Don't buy an Android phone in China, boffins have warned, as they come crammed with preinstalled apps transmitting privacy-sensitive data to third-party domains without consent or notice.
The research, conducted by Haoyu Liu (University of Edinburgh), Douglas Leith (Trinity College Dublin), and Paul Patras (University of Edinburgh), suggests that private information leakage poses a serious tracking risk to mobile phone customers in China, even when they travel abroad in countries with stronger privacy laws.
In a paper titled "Android OS Privacy Under the Loupe – A Tale from the East," the trio of university boffins analyzed the Android system apps installed on the mobile handsets of three popular smartphone vendors in China: OnePlus, Xiaomi and Oppo Realme.
The researchers looked specifically at the information transmitted by the operating system and system apps, in order to exclude user-installed software. They assume users have opted out of analytics and personalization, do not use any cloud storage or optional third-party services, and have not created an account on any platform run by the developer of the Android distribution. A sensible policy, but it doesn't seem to help much.
The pre-installed set of apps consists of Android AOSP packages, vendor code and third-party software. There are more than 30 third-party packages in each of the Android handsets with Chinese firmware, the paper says.
These include Chinese input apps like Baidu Input, IflyTek Input and Sogou Input on the Xiaomi Redmi Note 11. On the OnePlus 9R and Realme Q3 Pro, there's Baidu Map as a foreground navigation app and the AMap package, which runs continuously in the background. And there are also various news, video streaming, and online shopping apps bundled into the Chinese firmware.
Within this limited scope, the researchers found that Android handsets from the three named vendors "send a worrying amount of Personally Identifiable Information (PII) not only to the device vendor but also to service providers like Baidu and to Chinese mobile network operators."

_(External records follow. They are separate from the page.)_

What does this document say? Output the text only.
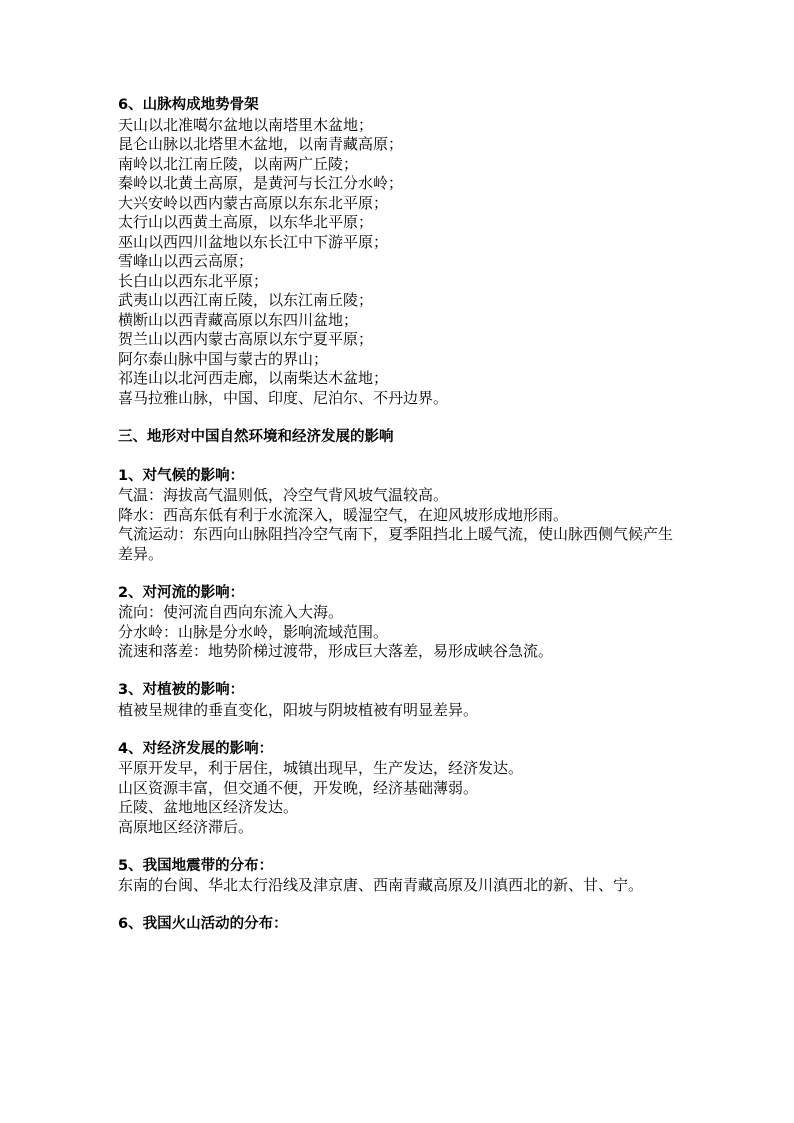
6、山脉构成地势骨架

天山以北准噶尔盆地以南塔里木盆地；

昆仑山脉以北塔里木盆地，以南青藏高原；

南岭以北江南丘陵，以南两广丘陵；

秦岭以北黄土高原，是黄河与长江分水岭；

大兴安岭以西内蒙古高原以东东北平原；

太行山以西黄土高原，以东华北平原；

巫山以西四川盆地以东长江中下游平原；

雪峰山以西云高原；

长白山以西东北平原；

武夷山以西江南丘陵，以东江南丘陵；

横断山以西青藏高原以东四川盆地；

贺兰山以西内蒙古高原以东宁夏平原；

阿尔泰山脉中国与蒙古的界山；

祁连山以北河西走廊，以南柴达木盆地；

喜马拉雅山脉，中国、印度、尼泊尔、不丹边界。

三、地形对中国自然环境和经济发展的影响

1、对气候的影响：

气温：海拔高气温则低，冷空气背风坡气温较高。

降水：西高东低有利于水流深入，暖湿空气，在迎风坡形成地形雨。

气流运动：东西向山脉阻挡冷空气南下，夏季阻挡北上暖气流，使山脉西侧气候产生差异。

2、对河流的影响：

流向：使河流自西向东流入大海。

分水岭：山脉是分水岭，影响流域范围。

流速和落差：地势阶梯过渡带，形成巨大落差，易形成峡谷急流。

3、对植被的影响：

植被呈规律的垂直变化，阳坡与阴坡植被有明显差异。

4、对经济发展的影响：

平原开发早，利于居住，城镇出现早，生产发达，经济发达。

山区资源丰富，但交通不便，开发晚，经济基础薄弱。

丘陵、盆地地区经济发达。

高原地区经济滞后。

5、我国地震带的分布：

东南的台闽、华北太行沿线及津京唐、西南青藏高原及川滇西北的新、甘、宁。

6、我国火山活动的分布：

The tested phones did so even when these network operators were not providing service – no SIM card was present or the SIM card was associated with a different network operator.
"The data we observe being transmitted includes persistent device identifiers (IMEI, MAC address, etc.), location identifiers (GPS coordinates, mobile network cell ID, etc.), user profiles (phone number, app usage patterns, app telemetry), and social connections (call/SMS history/time, contact phone numbers, etc.)," the researchers state in their paper.